Welsh Badminton Union
- Sport: Badminton
- Jurisdiction: National
- Abbreviation: WBU
- Founded: 1928
- Affiliation: Badminton World Federation
- Affiliation date: 1934
- Regional affiliation: European Badminton Union
- Affiliation date: 1968
- Headquarters: Sport Wales National Centre
- Location: Sophia Gardens, Cardiff
- President: Dave Davies
- Chairman: Kerry Ann Sheppard
- CEO: Kelly Aston
- Coach: Chris Rees

Official website
- www.badminton.wales
- Wales

= Badminton Wales =

Governing body of badminton in Wales

Badminton Wales (formerly Welsh Badminton Union or WBU) is the national governing body for badminton in Wales. Formed in 1928 as The Welsh Badminton Union, in 1934 it was one of the founder members of the Badminton World Federation. WBU became a member of the European Badminton Union in 1968 (now Badminton Europe). Over 90 senior clubs are affiliated to Welsh Badminton Union, and its membership is nearly 4000.

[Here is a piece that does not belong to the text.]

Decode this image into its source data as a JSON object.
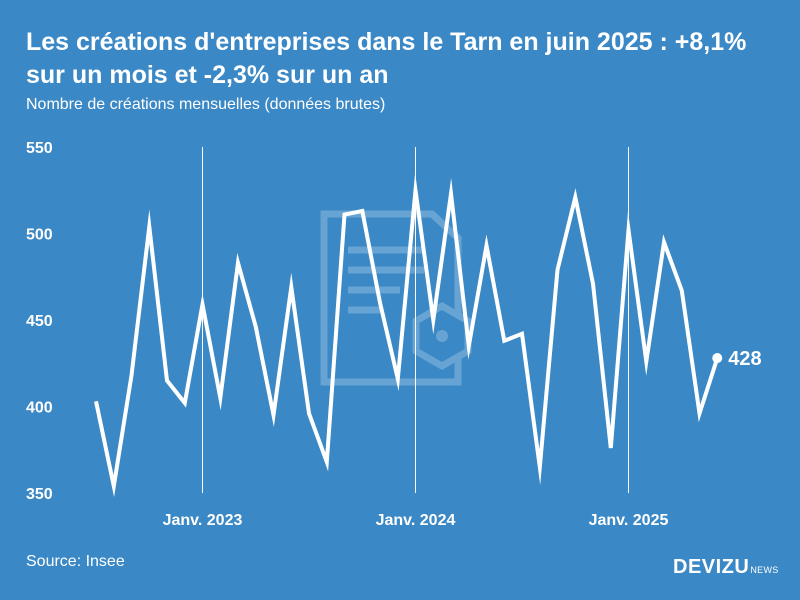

Wales competes in the European Championships, World Championships, Commonwealth Games and the Thomas and Uber Cup World Team Championships. WBC organises national and international competitions, including the Welsh National Badminton Championships and the Welsh International Badminton Championships, and manages the Wales representative squads internationally, at all levels.

Welsh Badminton players Kelly Morgan and Richard Vaughan represented Great Britain at the Sydney 2000 and Athens 2004 Olympics. Morgan also competed at the Atlanta 1996 Olympics.

Welsh Badminton Union relocated to the Sport Wales National Centre, Sophia Gardens, Cardiff from Cardiff Bay in January 2010.